The terms and conditions of Instagram, which is used by 56% of 12-15 year olds and 43% of 8-11 year olds were tested with a group of teenagers. Younger ones were unable to read more than half of the 17-pages of text, which run to 5,000 words, and none understood fully what the terms and conditions committed them to. An expert in privacy law on the Growing Up Digital panel simplified, demystified and condensed the terms and conditions so that they were comprehensible to teenagers, leaving many of them shocked by what they had unwittingly signed up to.
The Growing Up Digital study also looked into children’s experiences of reporting concerns on social media sites and asking for content about them to be removed. Although much of the behaviour children complain about online – bullying, sexting, harassment – is illegal, a number of studies have found that children often do not know how to report concerns and when they do, are dissatisfied with any action taken. One study found that almost a third of 15 year olds admit to having sent a naked photo of themselves at least once, and over a third of 12-15 year olds have seen hateful content directed at a particular group of people in the last year. The number of children counselled by Childline about online bullying has doubled over the last 5 years.
Growing Up Digital recommends that every child in the country studies digital citizenship to build online resilience, learn about their rights and responsibilities online and prepare them for their digital lives.
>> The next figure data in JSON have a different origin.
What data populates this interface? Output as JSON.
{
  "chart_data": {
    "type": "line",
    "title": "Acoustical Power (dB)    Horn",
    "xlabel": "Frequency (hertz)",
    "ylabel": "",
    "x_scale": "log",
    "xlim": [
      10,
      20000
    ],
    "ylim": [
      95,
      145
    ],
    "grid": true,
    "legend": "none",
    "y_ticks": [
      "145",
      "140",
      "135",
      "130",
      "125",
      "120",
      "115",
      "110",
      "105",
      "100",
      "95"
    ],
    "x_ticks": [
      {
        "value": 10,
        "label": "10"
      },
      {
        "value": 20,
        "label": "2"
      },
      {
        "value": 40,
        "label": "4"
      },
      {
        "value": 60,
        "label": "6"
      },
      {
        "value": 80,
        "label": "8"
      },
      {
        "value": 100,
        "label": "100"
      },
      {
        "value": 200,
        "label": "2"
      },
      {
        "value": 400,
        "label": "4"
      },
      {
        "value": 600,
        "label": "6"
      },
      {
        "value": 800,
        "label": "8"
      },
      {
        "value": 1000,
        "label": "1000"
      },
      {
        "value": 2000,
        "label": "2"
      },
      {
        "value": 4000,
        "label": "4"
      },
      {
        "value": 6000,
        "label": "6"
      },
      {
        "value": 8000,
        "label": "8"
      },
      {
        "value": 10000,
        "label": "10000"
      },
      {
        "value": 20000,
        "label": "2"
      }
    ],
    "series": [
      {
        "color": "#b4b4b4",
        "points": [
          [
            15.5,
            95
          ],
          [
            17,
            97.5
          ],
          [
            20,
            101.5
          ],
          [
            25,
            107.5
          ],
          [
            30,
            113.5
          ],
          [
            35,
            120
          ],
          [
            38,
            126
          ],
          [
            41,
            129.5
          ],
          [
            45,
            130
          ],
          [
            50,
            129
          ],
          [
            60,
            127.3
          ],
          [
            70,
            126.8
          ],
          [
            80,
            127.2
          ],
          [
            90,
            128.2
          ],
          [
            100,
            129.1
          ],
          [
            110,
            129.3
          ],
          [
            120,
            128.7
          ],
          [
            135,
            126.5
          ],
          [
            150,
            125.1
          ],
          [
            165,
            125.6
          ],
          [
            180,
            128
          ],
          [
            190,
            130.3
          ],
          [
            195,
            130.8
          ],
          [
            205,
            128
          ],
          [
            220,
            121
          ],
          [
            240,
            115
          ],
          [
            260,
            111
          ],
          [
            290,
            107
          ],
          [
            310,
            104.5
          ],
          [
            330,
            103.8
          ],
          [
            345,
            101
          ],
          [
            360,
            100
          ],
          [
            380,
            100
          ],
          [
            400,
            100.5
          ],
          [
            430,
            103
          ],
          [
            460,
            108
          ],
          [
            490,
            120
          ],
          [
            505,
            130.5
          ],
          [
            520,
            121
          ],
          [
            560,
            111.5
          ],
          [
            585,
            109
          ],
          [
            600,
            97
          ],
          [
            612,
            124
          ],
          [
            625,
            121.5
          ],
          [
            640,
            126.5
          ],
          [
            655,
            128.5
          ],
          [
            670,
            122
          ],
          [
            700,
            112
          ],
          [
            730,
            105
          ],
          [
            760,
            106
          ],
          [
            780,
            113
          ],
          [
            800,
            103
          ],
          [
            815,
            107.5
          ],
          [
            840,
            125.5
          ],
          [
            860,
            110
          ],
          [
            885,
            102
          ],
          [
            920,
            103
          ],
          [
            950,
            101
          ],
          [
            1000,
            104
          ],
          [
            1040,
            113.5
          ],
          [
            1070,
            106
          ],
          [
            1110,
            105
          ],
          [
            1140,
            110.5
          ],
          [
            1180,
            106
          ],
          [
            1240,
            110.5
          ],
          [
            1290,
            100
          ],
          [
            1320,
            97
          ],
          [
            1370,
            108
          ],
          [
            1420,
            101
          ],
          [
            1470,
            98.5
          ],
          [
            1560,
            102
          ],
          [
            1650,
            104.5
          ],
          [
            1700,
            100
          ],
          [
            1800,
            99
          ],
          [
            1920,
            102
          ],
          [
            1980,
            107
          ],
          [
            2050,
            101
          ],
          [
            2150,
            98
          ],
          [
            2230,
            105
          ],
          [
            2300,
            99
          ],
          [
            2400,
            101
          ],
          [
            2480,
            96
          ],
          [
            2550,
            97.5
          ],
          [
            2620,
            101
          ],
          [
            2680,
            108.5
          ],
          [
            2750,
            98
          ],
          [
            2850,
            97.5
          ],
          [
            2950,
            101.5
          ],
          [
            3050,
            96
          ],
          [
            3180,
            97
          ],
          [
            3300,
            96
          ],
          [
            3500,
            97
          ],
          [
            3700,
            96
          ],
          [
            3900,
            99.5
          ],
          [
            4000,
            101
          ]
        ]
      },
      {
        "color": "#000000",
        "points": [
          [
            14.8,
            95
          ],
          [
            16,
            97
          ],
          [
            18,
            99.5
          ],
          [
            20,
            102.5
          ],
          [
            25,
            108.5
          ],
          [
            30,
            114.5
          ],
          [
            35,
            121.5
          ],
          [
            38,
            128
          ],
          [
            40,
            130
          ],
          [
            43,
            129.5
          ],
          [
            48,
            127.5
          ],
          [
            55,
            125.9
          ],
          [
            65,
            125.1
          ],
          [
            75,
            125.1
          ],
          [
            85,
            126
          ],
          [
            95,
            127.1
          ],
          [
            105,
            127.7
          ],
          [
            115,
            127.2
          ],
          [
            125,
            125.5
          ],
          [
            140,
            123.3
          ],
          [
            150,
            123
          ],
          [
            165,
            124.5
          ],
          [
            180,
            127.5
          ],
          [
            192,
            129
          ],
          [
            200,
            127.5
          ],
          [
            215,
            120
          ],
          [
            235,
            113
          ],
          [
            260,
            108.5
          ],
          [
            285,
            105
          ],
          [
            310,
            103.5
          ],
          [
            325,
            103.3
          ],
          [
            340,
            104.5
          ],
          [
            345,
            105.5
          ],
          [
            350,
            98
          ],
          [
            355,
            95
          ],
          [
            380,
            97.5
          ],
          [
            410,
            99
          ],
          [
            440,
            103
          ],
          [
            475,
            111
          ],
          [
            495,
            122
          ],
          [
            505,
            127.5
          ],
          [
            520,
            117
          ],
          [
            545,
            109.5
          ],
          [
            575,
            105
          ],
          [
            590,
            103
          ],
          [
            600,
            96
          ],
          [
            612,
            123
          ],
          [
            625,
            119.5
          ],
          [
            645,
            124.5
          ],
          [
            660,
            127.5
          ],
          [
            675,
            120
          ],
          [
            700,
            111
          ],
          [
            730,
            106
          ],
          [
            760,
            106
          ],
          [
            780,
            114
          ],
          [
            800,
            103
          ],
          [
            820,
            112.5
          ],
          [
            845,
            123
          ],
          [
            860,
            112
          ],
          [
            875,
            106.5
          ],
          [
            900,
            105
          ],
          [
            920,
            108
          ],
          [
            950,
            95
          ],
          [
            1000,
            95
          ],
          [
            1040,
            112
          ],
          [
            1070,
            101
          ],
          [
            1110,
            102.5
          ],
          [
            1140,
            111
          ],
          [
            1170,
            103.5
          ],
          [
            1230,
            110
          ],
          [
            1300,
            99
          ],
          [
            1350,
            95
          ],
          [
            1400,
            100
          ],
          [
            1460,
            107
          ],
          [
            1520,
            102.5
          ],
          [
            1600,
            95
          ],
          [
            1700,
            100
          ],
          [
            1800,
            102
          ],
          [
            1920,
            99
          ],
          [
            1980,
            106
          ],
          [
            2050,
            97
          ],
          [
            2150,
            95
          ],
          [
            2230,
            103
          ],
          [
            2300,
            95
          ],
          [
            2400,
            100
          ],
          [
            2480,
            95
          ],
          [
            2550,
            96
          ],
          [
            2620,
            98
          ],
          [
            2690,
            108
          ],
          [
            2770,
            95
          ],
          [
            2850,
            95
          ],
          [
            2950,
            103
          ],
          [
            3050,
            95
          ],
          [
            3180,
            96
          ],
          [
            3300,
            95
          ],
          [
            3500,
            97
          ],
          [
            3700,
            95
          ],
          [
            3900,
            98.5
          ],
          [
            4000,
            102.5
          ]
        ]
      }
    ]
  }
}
It recommends that social media companies rewrite their terms and conditions so that children understand and can make informed decisions about them. And it asks the Government to implement legislation similar to that being introduced by the EU to protect children’s privacy and data online. It also recommends giving children more power to tackle social media companies by appointing a digital ombudsman to mediate between them over the removal of content.
Baroness Beeban Kidron, 5Rights Founder and a member of the Growing Up Digital steering group said:
"The Children’s Commissioner has made an important intervention on a subject that is a central concern of parents, carers, teachers and young people themselves. She has identified the lack of support in services that children routinely use, a yawning gap in their digital education and an unsustainable situation where the long established rights of children are not applied online. The relationship between digital services and children will be an evolving one which will be constantly addressed and updated - but her recommendations are immediate and practical and usefully lay emphasis on those who provide services, the education of children who use them and the responsibilities of the UK government and the UN to update their provisions. I was happy to be part of her enquiry and welcome her recommendations."
Anne Longfield, Children’s Commissioner for England, said:
“Children spend half their leisure time online. The internet is an incredible force for good but it is wholly irresponsible to let them roam in a world for which they are ill-prepared, which is subject to limited regulation and which is controlled by a small number of powerful organisations. It is critical that children are educated better so that they can enjoy the opportunities provided by the internet whilst minimising the well-known risks.
“It is also vital that children understand what they agree to when joining social media platforms, that their privacy is better protected, and they can have content posted about them removed quickly should they wish to.
“I urge the Government to extend the powers of the Children’s Commissioner so that there is independent oversight of the number and type of complaints that social media providers are receiving from young people and I can recommend further action where required.
“When it was created 25 years ago, the internet was not designed with children in mind. No one could have predicted its phenomenal growth, nor that it would become ingrained in every aspect of everyday life. We need to rethink the way we prepare children for the digital world.”